There are two types of point estimators: unbiased and biased estimators. An unbiased estimator is an estimator that has zero bias, meaning that it is just as likely to overestimate the population parameter as it is to underestimate the population parameter. A biased estimator is an estimator that is systematically biased, meaning that it is more likely to either overestimate or underestimate the population parameter.
There are many different point estimators that can be used to estimate a population parameter, and different estimators will have different properties (e.g., bias, efficiency). There is no “best” estimator; the best estimator to use depends on the particular situation and what qualities are most important (e.g., bias, efficiency).
Interval estimation
An interval estimate is a statistic derived from a sample that is used to estimate a population parameter. An interval estimate is usually expressed as a range, with a lower and an upper limit, and it is construed so that the population parameter lies within those limits with some prescribed degree of certainty. For example, if one wishes to be 95% confident that the population mean falls within the interval, one would choose the limits of the interval so that there is only a 5% chance that the population mean lies outside those limits.
There are two types of interval estimates: confidence intervals and prediction intervals. A confidence interval estimates a population parameter, such as a population mean or proportion, whereas a prediction interval predicts the value of a future observation based on past observations.
Confidence intervals are usually constructed so that there is a 95% or 99% chance that the population parameter lies within the limits of the confidence interval. However, other levels of confidence can be used (e.g., 90%, 96%, etc.), depending on how precise one wants the interval to be. The wider the confidence interval, the less precise it is. For example, if we were interested in estimating the mean length of time it takes students to complete their degrees at State University, we could take a random sample of students and ask them how long it took them to complete their degrees. We could then use those data to construct a 95% confidence interval for the mean length of time it takes students to complete their degrees at State University. This confidence interval would tell us that we are 95% confident that the true mean length of time it takes students to complete their degrees at State University lies somewhere between X and Y (the lower and upper limits of our confidence intervals).
Prediction intervals are similar to confidence intervals in that they are also used to estimate population parameters. However, prediction intervals are used to predict future observations rather than estimate population parameters. For example, suppose we wished to predict how long it will take future students to complete their degrees at State University based on data from past students.

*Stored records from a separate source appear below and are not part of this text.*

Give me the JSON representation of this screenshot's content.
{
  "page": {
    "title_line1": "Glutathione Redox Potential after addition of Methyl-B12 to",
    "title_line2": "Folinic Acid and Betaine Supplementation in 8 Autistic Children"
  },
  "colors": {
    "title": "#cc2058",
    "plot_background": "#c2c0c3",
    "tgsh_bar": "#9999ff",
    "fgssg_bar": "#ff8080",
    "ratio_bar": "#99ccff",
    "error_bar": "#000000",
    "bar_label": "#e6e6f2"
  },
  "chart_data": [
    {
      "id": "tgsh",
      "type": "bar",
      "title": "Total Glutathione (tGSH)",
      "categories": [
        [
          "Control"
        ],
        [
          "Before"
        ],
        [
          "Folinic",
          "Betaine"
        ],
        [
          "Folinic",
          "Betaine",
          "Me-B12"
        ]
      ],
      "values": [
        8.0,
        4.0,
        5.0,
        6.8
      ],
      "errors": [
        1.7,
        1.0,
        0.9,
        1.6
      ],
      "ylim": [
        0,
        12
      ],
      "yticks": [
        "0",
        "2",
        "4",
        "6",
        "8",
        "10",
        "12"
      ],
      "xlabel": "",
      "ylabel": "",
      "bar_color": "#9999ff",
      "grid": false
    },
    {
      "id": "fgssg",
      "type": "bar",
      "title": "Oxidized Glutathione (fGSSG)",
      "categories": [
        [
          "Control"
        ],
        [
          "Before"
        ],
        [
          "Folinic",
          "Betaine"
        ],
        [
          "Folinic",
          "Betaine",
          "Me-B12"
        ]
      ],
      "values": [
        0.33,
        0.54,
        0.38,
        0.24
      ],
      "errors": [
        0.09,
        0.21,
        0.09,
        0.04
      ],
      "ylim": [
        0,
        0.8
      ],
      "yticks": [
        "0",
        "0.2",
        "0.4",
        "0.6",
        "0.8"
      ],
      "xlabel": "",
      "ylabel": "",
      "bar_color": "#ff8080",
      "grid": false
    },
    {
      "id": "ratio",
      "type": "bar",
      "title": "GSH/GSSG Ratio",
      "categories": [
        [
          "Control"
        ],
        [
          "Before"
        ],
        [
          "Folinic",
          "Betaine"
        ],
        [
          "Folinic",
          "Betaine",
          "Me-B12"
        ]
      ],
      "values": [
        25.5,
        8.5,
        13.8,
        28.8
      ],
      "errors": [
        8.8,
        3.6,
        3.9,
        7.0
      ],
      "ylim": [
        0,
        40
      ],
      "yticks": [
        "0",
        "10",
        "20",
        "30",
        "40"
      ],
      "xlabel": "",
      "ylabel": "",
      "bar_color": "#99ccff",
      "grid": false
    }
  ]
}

We could take a random sample of past students and ask them how long it took them to complete their degrees at State University. We could then use those data to construct a prediction interval for future students who wish to complete their degrees at State University. This prediction interval would tell us that we are 95% confident that any given student who wishes to complete their degree at State University will take between X and Y (the lower and upper limits of our predictioninterval) years to do so.